So Many Stories to Tell, So Many Platforms to Tell Them On | Zizzo Group

So Many Stories to Tell, So Many Platforms to Tell Them On

At the heart of social engagement is the art of storytelling. From status updates to vlogs, people are telling their stories in unprecedented depth and frequency.

So it may come as no surprise that one of the most recent storytelling trends to emerge is, well, Stories. Unlike other social storytelling mediums, these tiny bits of content are designed to be instantly created, instantly consumed, and instantly destroyed, giving your friends and followers a series of peephole-sized glimpses into your life – complete with filters, stickers, and doodles.

With so many platforms jumping on the Stories bandwagon, which platform really reigns supreme? Let’s see how they all stack up!

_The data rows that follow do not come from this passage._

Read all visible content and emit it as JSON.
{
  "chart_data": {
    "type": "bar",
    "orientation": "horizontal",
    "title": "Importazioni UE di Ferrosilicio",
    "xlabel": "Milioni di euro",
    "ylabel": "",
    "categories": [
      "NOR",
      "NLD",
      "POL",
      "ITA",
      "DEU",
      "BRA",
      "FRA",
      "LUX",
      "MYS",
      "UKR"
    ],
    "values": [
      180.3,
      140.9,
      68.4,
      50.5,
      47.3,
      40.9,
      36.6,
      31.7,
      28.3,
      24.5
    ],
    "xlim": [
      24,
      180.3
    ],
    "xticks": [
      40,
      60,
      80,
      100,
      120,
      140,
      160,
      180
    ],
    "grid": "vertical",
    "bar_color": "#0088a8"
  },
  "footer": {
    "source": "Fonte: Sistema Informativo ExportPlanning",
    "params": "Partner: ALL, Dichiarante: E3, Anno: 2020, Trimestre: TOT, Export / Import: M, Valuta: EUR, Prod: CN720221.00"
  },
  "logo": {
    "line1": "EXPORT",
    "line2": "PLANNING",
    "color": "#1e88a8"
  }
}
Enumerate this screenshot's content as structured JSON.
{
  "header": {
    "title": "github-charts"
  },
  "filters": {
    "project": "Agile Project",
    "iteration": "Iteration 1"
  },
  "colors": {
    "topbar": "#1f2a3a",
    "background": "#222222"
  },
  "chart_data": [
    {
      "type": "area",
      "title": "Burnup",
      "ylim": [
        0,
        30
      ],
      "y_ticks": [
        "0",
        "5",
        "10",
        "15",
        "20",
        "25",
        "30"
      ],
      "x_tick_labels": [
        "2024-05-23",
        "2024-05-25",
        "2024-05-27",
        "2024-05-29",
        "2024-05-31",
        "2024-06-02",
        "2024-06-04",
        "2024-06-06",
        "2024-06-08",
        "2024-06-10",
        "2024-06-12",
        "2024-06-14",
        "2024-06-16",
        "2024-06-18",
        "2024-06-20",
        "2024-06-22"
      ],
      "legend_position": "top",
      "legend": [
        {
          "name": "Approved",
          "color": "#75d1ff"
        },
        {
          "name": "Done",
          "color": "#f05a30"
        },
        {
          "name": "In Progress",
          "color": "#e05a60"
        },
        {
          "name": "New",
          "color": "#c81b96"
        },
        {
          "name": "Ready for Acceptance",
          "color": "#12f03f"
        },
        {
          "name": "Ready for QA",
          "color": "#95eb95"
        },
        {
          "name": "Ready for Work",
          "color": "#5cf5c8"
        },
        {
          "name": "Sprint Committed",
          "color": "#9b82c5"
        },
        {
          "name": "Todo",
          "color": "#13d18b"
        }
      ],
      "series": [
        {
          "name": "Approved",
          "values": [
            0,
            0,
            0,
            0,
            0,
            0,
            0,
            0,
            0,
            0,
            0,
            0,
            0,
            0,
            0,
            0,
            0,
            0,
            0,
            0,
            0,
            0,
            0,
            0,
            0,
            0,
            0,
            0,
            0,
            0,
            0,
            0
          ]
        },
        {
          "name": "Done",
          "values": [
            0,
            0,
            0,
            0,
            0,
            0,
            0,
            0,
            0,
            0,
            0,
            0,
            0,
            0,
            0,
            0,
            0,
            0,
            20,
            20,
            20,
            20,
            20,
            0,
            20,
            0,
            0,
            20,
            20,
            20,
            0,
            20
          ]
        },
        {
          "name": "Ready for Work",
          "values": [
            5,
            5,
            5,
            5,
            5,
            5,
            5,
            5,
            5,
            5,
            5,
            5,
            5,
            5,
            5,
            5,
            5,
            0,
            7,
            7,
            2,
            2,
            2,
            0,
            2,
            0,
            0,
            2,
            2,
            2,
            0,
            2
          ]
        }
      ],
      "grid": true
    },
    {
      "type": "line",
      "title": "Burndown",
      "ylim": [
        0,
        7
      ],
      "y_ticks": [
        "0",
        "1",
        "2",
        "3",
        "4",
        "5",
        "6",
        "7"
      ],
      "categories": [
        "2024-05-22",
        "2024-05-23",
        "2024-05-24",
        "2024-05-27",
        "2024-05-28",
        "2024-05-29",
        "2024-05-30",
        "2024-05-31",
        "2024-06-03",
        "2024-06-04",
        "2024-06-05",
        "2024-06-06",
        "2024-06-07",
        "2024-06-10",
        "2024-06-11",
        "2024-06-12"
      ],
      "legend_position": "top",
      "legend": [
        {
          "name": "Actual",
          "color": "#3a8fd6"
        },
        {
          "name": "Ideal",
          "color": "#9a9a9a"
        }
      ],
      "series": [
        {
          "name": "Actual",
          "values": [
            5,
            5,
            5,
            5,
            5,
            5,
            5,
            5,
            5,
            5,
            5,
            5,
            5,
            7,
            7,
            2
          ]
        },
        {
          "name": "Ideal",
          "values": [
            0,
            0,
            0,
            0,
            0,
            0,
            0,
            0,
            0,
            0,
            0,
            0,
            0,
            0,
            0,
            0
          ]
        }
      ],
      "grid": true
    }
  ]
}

For a long time, Snapchat was king. Launched in October of 2013, for three years Snapchat’s Stories feature was uncontested as the go-to app to share ephemeral memories. Since its launch, Snapchat has grown to see its users sending a whopping 500 million stories a day. If the average Snap Story is 10 seconds long, it would take over 150 years to watch just one day’s worth of content!

Snapchat’s winning edge is the ability to share in-the-moment content as opposed to other apps’ focus on more thought-out executions. The negative to this is that featured content lacks context, making it difficult for brands to consistently produce quality material to share compared to other options.


Instagram may have been a little late to the party, but it arrived in style. So much style, in fact, that Snapchat’s growth slowed 82% when Instagram launched its Stories feature [Techcrunch]. While Instagram Stories only clocks in at around 200 million active users compared to Snapchat’s 500 million, IG has a few things going for it.

For one, Instagram Stories sees 250 million daily active users while Snapchat has only 166 million daily active users. It also allows users to broadcast an ephemeral live stream, something Snapchat doesn’t offer. More importantly, and this has been a learning curve for Snapchat, Instagram stories are easier and way more visible on Instagram. This means greater accessibility for brands to tap into. You don’t need to follow a brand to be able to watch their content, unlike Snapchat, and Instagram’s brand platform is much more robust to begin with.


Facebook, which owns Instagram, recently launched its own Stories feature in March of 2017. Lead by the rising popularity of imagery – particularly video – on the network, Facebook saw an opportunity to introduce the Stories concept to a wider demographic than the usual 20-something we associate with Snapchat [Techcrunch].

While it may be too early to tell how Facebook Stories are performing, it’s competing with some established platforms that have managed to make this ephemeral content trend part of its core experience. Unless it can differentiate itself from these competitors and define its purpose, it just might be too little too late.

With the rivalry heating up between juggernauts and newcomers joining the fray daily, it’ll be interesting to see how things shake out. Snapchat has cultivated its niche over the years and added features that allow users to chat and send money, but has yet to figure out how to maximize branded content opportunities. While Instagram stepped onto the scene looking to expand its audience and tap into the easy-going, creative user base it had already built. And Facebook, for what it’s worth, seems to just be along for the ride.

However this turns out, I’m sure it’ll make for a good story.